There is a binary search for Python in the standard library, in module bisect. It does not support in/contains as is, but you can write a small function to handle it:

from bisect import bisect_left
def contains(a, x):
    """returns true if sorted sequence `a` contains `x`"""
    i = bisect_left(a, x)
    return i != len(a) and a[i] == x

Then

>>> contains([1,2,3], 3)
True
>>> contains([1,2,3], 4)
False

This is not going to be very speedy though, as bisect is written in Python, and not in C, so you'd probably find sequential in faster for quite a lot cases. bisect has had an optional C acceleration in CPython since Python 2.4.
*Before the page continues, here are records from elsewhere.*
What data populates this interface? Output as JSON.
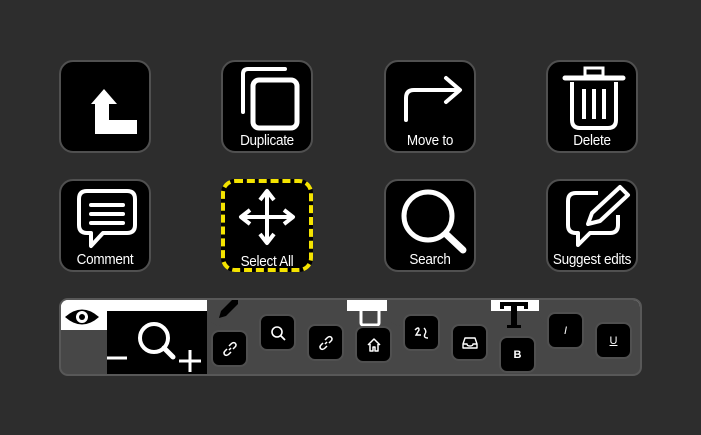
{
  "tiles": [
    {
      "id": "up",
      "label": "",
      "icon": "arrow-up-left-icon"
    },
    {
      "id": "duplicate",
      "label": "Duplicate",
      "icon": "duplicate-icon"
    },
    {
      "id": "move",
      "label": "Move to",
      "icon": "arrow-turn-right-icon"
    },
    {
      "id": "delete",
      "label": "Delete",
      "icon": "trash-icon"
    },
    {
      "id": "comment",
      "label": "Comment",
      "icon": "comment-icon"
    },
    {
      "id": "select_all",
      "label": "Select All",
      "icon": "move-arrows-icon"
    },
    {
      "id": "search",
      "label": "Search",
      "icon": "search-icon"
    },
    {
      "id": "suggest",
      "label": "Suggest edits",
      "icon": "edit-comment-icon"
    }
  ],
  "toolbar": {
    "bold_label": "B",
    "italic_label": "I",
    "underline_label": "U",
    "icons": [
      "eye-icon",
      "zoom-icon",
      "pencil-icon",
      "link-icon",
      "search-icon",
      "home-icon",
      "handwriting-icon",
      "inbox-icon",
      "square-icon",
      "text-icon"
    ]
  },
  "colors": {
    "background": "#2d2d2d",
    "tile": "#000000",
    "selection": "#f4e300",
    "toolbar": "#474747"
  }
}
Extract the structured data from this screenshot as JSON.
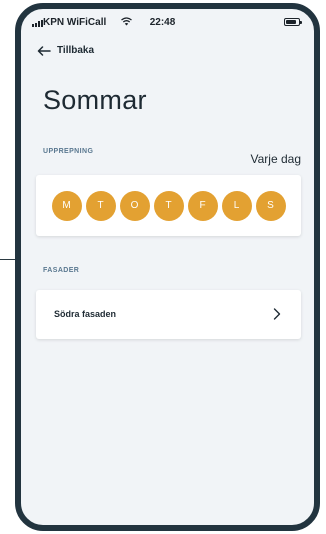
{
  "status_bar": {
    "carrier": "KPN WiFiCall",
    "time": "22:48",
    "icons": [
      "signal-icon",
      "wifi-icon",
      "battery-icon"
    ]
  },
  "nav": {
    "back_label": "Tillbaka",
    "back_icon": "arrow-left-icon"
  },
  "page": {
    "title": "Sommar"
  },
  "repeat": {
    "section_label": "UPPREPNING",
    "value": "Varje dag",
    "days": [
      "M",
      "T",
      "O",
      "T",
      "F",
      "L",
      "S"
    ],
    "day_color": "#e3a132"
  },
  "facades": {
    "section_label": "FASADER",
    "items": [
      {
        "label": "Södra fasaden",
        "icon": "chevron-right-icon"
      }
    ]
  }
}
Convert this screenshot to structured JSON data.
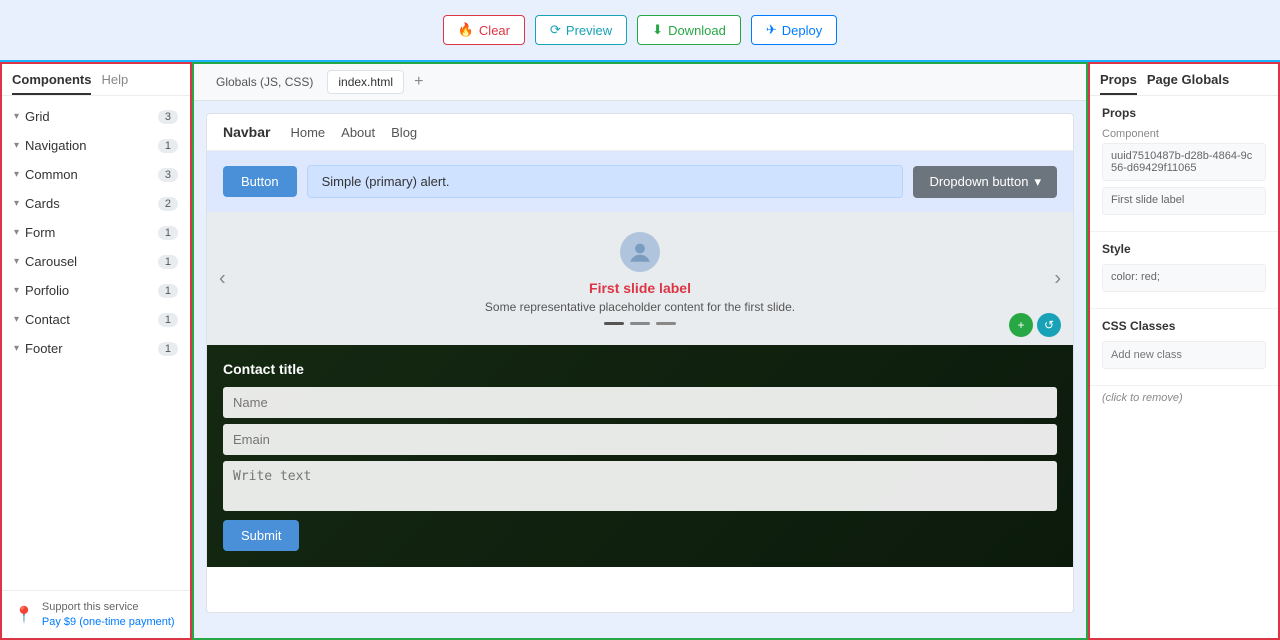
{
  "toolbar": {
    "clear_label": "Clear",
    "preview_label": "Preview",
    "download_label": "Download",
    "deploy_label": "Deploy"
  },
  "sidebar_left": {
    "tabs": [
      {
        "label": "Components",
        "active": true
      },
      {
        "label": "Help",
        "active": false
      }
    ],
    "items": [
      {
        "label": "Grid",
        "count": 3
      },
      {
        "label": "Navigation",
        "count": 1
      },
      {
        "label": "Common",
        "count": 3
      },
      {
        "label": "Cards",
        "count": 2
      },
      {
        "label": "Form",
        "count": 1
      },
      {
        "label": "Carousel",
        "count": 1
      },
      {
        "label": "Porfolio",
        "count": 1
      },
      {
        "label": "Contact",
        "count": 1
      },
      {
        "label": "Footer",
        "count": 1
      }
    ],
    "footer": {
      "support_label": "Support this service",
      "pay_label": "Pay $9 (one-time payment)"
    }
  },
  "canvas": {
    "tabs": [
      {
        "label": "Globals (JS, CSS)",
        "active": false
      },
      {
        "label": "index.html",
        "active": true
      }
    ],
    "preview": {
      "navbar": {
        "brand": "Navbar",
        "links": [
          "Home",
          "About",
          "Blog"
        ]
      },
      "button_label": "Button",
      "alert_text": "Simple (primary) alert.",
      "dropdown_label": "Dropdown button",
      "carousel": {
        "title": "First slide label",
        "description": "Some representative placeholder content for the first slide."
      },
      "contact": {
        "title": "Contact title",
        "name_placeholder": "Name",
        "email_placeholder": "Emain",
        "textarea_placeholder": "Write text",
        "submit_label": "Submit"
      }
    }
  },
  "sidebar_right": {
    "tabs": [
      {
        "label": "Props",
        "active": true
      },
      {
        "label": "Page Globals",
        "active": false
      }
    ],
    "props_title": "Props",
    "component_label": "Component",
    "component_value": "uuid7510487b-d28b-4864-9c56-d69429f11065",
    "first_slide_label": "First slide label",
    "style_title": "Style",
    "style_value": "color: red;",
    "css_classes_title": "CSS Classes",
    "css_classes_placeholder": "Add new class",
    "click_to_remove": "(click to remove)"
  }
}
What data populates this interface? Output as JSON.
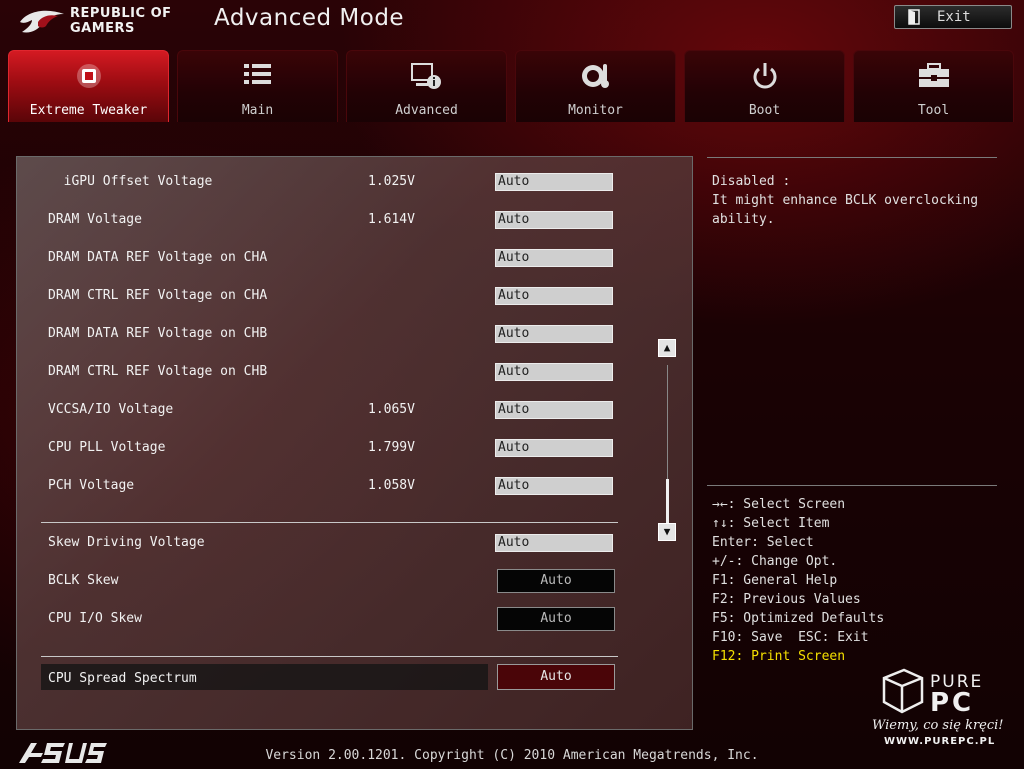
{
  "header": {
    "brand_line1": "REPUBLIC OF",
    "brand_line2": "GAMERS",
    "mode_title": "Advanced Mode",
    "exit_label": "Exit"
  },
  "tabs": [
    {
      "label": "Extreme Tweaker",
      "icon": "tweaker-icon",
      "active": true
    },
    {
      "label": "Main",
      "icon": "list-icon",
      "active": false
    },
    {
      "label": "Advanced",
      "icon": "advanced-info-icon",
      "active": false
    },
    {
      "label": "Monitor",
      "icon": "monitor-gauge-icon",
      "active": false
    },
    {
      "label": "Boot",
      "icon": "power-icon",
      "active": false
    },
    {
      "label": "Tool",
      "icon": "toolbox-icon",
      "active": false
    }
  ],
  "settings": [
    {
      "label": "  iGPU Offset Voltage",
      "value": "1.025V",
      "option": "Auto"
    },
    {
      "label": "DRAM Voltage",
      "value": "1.614V",
      "option": "Auto"
    },
    {
      "label": "DRAM DATA REF Voltage on CHA",
      "value": "",
      "option": "Auto"
    },
    {
      "label": "DRAM CTRL REF Voltage on CHA",
      "value": "",
      "option": "Auto"
    },
    {
      "label": "DRAM DATA REF Voltage on CHB",
      "value": "",
      "option": "Auto"
    },
    {
      "label": "DRAM CTRL REF Voltage on CHB",
      "value": "",
      "option": "Auto"
    },
    {
      "label": "VCCSA/IO Voltage",
      "value": "1.065V",
      "option": "Auto"
    },
    {
      "label": "CPU PLL Voltage",
      "value": "1.799V",
      "option": "Auto"
    },
    {
      "label": "PCH Voltage",
      "value": "1.058V",
      "option": "Auto"
    },
    {
      "label": "Skew Driving Voltage",
      "value": "",
      "option": "Auto"
    },
    {
      "label": "BCLK Skew",
      "value": "",
      "option": "Auto"
    },
    {
      "label": "CPU I/O Skew",
      "value": "",
      "option": "Auto"
    },
    {
      "label": "CPU Spread Spectrum",
      "value": "",
      "option": "Auto"
    }
  ],
  "help": {
    "line1": "Disabled :",
    "line2": "It might enhance BCLK overclocking",
    "line3": "ability."
  },
  "keys": [
    "→←: Select Screen",
    "↑↓: Select Item",
    "Enter: Select",
    "+/-: Change Opt.",
    "F1: General Help",
    "F2: Previous Values",
    "F5: Optimized Defaults",
    "F10: Save  ESC: Exit",
    "F12: Print Screen"
  ],
  "footer": {
    "version": "Version 2.00.1201. Copyright (C) 2010 American Megatrends, Inc.",
    "vendor_logo": "ASUS"
  },
  "watermark": {
    "pure": "PURE",
    "pc": "PC",
    "slogan": "Wiemy, co się kręci!",
    "url": "WWW.PUREPC.PL"
  },
  "colors": {
    "accent_red": "#d41a22",
    "highlight_key": "#f5e000"
  }
}
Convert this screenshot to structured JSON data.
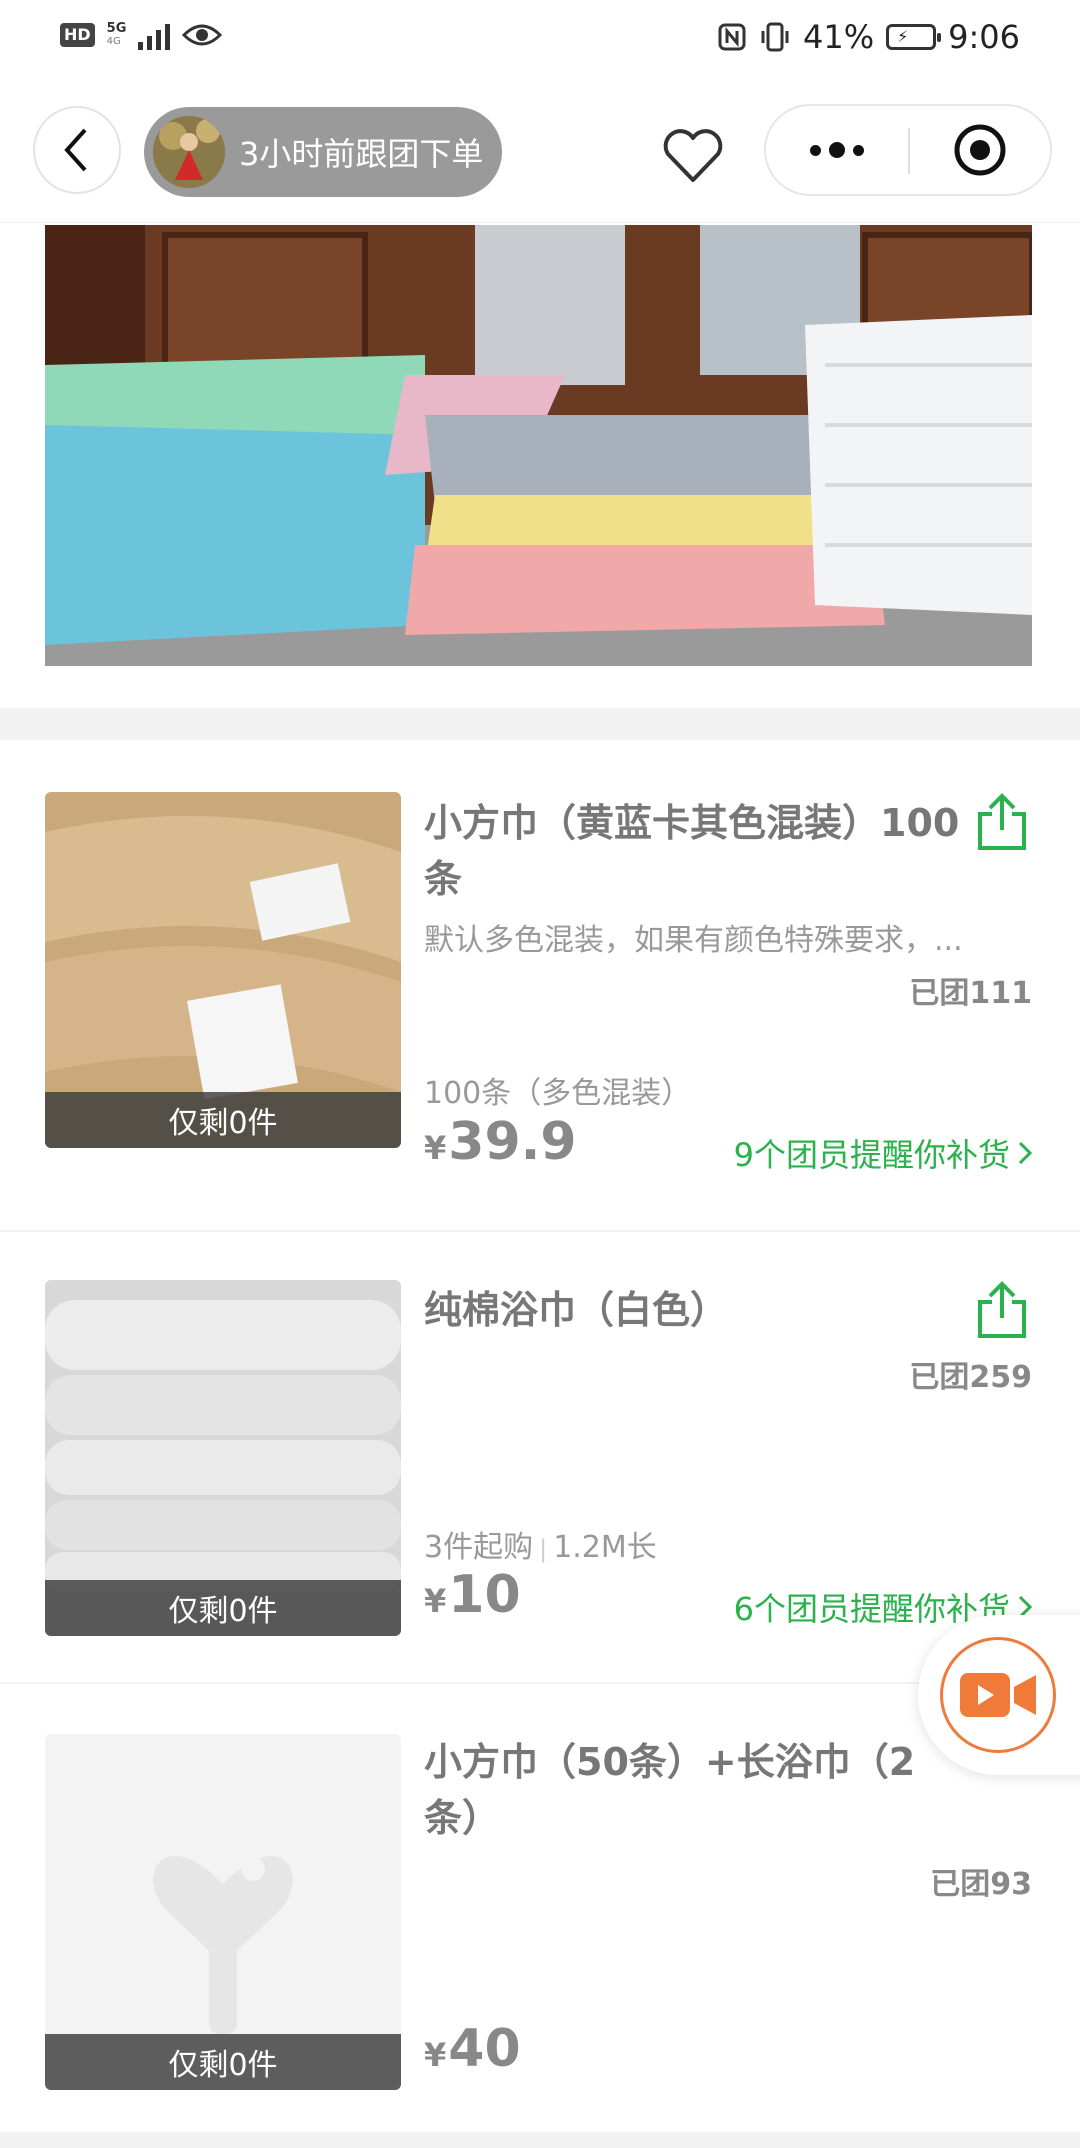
{
  "status_bar": {
    "hd": "HD",
    "network": "5G",
    "network_sub": "4G",
    "battery_percent": "41%",
    "time": "9:06"
  },
  "nav": {
    "order_notice": "3小时前跟团下单"
  },
  "products": [
    {
      "title": "小方巾（黄蓝卡其色混装）100条",
      "description": "默认多色混装，如果有颜色特殊要求，...",
      "sold": "已团111",
      "spec": "100条（多色混装）",
      "price_currency": "¥",
      "price": "39.9",
      "stock": "仅剩0件",
      "remind": "9个团员提醒你补货"
    },
    {
      "title": "纯棉浴巾（白色）",
      "sold": "已团259",
      "spec_a": "3件起购",
      "spec_b": "1.2M长",
      "price_currency": "¥",
      "price": "10",
      "stock": "仅剩0件",
      "remind": "6个团员提醒你补货"
    },
    {
      "title": "小方巾（50条）+长浴巾（2条）",
      "sold": "已团93",
      "price_currency": "¥",
      "price": "40",
      "stock": "仅剩0件"
    }
  ],
  "colors": {
    "accent_green": "#2bb24c",
    "video_orange": "#f07a3a"
  },
  "icons": [
    "back-icon",
    "heart-icon",
    "more-icon",
    "target-icon",
    "share-icon",
    "video-icon",
    "chevron-right-icon"
  ]
}
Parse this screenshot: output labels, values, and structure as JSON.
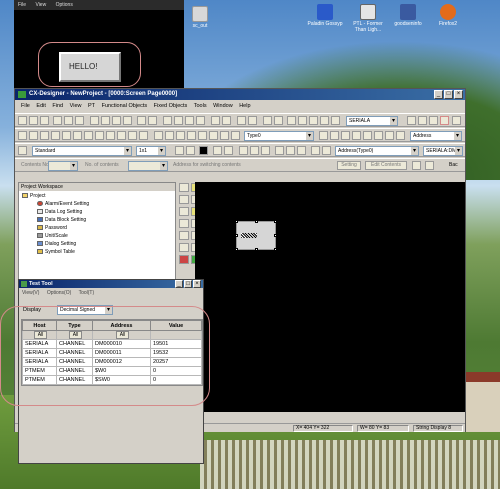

It is hard to time the exact break-even point in CPython. This is because the code is written in C; if you check for a value that is greater to or less than any value in the sequence, then the CPU's branch prediction will play tricks on you, and you get:

In [2]: a = list(range(100))
In [3]: %timeit contains(a, 101)
The slowest run took 8.09 times longer than the fastest. This could mean that an intermediate result is being cached 
1000000 loops, best of 3: 370 ns per loop

Here, the best of 3 is not representative of the true running time of the algorithm.

But tweaking tests, I've reached the conclusion that bisecting might be faster than in for lists having as few as 30 elements.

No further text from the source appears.